Monday, October 24, 2016

Beware animals struggling through adolescence

            Most adults will look back on their teenage years and recognize that they were challenging times. Puberty, dating, school pressures, and difficult relationships with parents all come to a head during that time.
But it’s not just people who struggle through adolescence. Many animals do, too. And now is the time when adolescent animals are struggling with many of the same pressures as human teenagers, a time when they sometimes end up making a mess of things right in front of us.
Every fall, as mature animals are preparing to breed again, they realize that they’re stuck with a bunch of unruly youngsters from their previous litter. Like in human families, it’s often the males that are the biggest problem. They start to challenge their parents for dominance, sniff around for their first sexual encounter, and always behave like they’re angry at the world. Eventually they set off on their own or are kicked out of their mother’s territory and have to fend for themselves.
Seldom is it a smooth transition.
For coyotes, it usually happens in October when they are eight or nine months old. They wander into adjacent territories and have run-ins with other coyotes. Or they end up hugging the edges of mediocre habitat and the zones between established packs.
“They aren’t street-wise yet,” explained Numi Mitchell, who has studied the coyotes living on Aquidneck Island for more than a decade. “They may naively sit on people’s lawns and wander urban areas. They’re out at odd hours and tend to have encounters with people.”
She has seen the same thing happen in the autumn with young raccoons and squirrels, too. Even horses and cattle. “That’s when they all start to have their own opinions,” she said.
Mitchell said the wandering of adolescent animals is the reason for the increase in roadkill every fall. The animals don’t know where they’re going or what they’re doing, and they aren’t smart enough yet to run from oncoming headlights.
University of Rhode Island Professor Tom Husband has made similar observations about bears, bobcats, beavers, fishers and other mammals. And he said that part of the challenge is that the landscape has become more and more urbanized, which makes it increasingly difficult for these unsophisticated animals to find suitable habitat that isn’t already occupied. It causes them to explore areas where an adult animal might not go.
“I remember a bear scratching his back on a tree and holding up a bird feeder, chugging it like a Bud Light,” said Husband. “A mature bear in its own territory isn’t going to do something like that.

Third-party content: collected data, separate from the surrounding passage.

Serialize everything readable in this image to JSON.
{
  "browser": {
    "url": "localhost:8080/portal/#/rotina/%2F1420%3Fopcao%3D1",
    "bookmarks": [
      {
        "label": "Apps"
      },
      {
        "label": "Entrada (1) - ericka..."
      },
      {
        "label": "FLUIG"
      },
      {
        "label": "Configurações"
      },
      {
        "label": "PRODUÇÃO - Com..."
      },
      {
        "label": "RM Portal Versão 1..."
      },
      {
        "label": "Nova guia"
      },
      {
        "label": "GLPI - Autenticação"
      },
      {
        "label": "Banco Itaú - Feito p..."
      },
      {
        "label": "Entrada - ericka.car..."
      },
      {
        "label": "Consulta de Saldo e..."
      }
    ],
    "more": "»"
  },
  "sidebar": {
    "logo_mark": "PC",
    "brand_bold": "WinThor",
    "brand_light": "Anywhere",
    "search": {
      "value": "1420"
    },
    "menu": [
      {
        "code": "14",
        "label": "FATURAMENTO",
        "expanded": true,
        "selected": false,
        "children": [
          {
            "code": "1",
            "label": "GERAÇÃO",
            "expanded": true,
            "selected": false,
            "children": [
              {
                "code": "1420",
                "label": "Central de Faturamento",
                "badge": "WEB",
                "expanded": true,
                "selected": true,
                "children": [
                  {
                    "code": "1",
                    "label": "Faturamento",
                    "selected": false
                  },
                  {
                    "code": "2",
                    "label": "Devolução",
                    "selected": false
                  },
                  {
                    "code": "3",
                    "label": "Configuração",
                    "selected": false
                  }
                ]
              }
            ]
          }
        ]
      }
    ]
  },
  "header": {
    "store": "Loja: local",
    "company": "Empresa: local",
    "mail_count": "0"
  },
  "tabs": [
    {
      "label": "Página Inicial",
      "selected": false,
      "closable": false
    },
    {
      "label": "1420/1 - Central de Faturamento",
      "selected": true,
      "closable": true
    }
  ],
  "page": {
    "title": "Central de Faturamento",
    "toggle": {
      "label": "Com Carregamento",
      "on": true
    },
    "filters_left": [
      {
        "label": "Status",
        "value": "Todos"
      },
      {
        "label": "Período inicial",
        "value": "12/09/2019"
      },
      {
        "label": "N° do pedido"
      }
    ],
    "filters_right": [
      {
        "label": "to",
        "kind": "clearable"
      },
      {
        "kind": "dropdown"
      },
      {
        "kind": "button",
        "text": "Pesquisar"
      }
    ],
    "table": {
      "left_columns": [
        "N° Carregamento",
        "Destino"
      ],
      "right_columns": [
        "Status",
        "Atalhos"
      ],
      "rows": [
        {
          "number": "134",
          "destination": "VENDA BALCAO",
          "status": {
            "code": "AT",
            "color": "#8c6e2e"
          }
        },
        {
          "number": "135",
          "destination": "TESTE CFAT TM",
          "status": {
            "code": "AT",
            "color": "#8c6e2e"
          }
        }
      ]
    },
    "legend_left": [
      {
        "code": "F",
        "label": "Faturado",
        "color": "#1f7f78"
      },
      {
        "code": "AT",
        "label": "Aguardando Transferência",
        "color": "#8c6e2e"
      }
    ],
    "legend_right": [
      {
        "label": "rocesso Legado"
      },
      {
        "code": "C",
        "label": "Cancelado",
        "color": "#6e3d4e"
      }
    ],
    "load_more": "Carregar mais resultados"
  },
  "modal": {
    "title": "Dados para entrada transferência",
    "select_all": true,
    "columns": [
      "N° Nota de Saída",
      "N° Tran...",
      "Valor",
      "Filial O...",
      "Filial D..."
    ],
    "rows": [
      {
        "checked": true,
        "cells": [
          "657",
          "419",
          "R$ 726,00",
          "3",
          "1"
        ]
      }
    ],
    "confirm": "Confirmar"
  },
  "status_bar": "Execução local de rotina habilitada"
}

They’re just somewhat desperate and naïve about how to find food and a territory.”
Most of the bears observed in Rhode Island in recent years are believed to have been adolescent males evicted from their parents’ territories in Connecticut and Massachusetts and searching for a place to call home. After stumbling around on their own for a few weeks or months and showing up on the television news, most of them head back where they came from.
So if you spot an animal this month that looks lost and hungry and a little beaten up, give it a break. Don’t feed it, because that will cause all sorts of other problems. But treat it like you would your own teenage runaway – with a dose of kindness and understanding and just a little bit of suspicion about what it’s gotten itself into.

This article first appeared in the Newport Daily News on Oct. 22, 2016.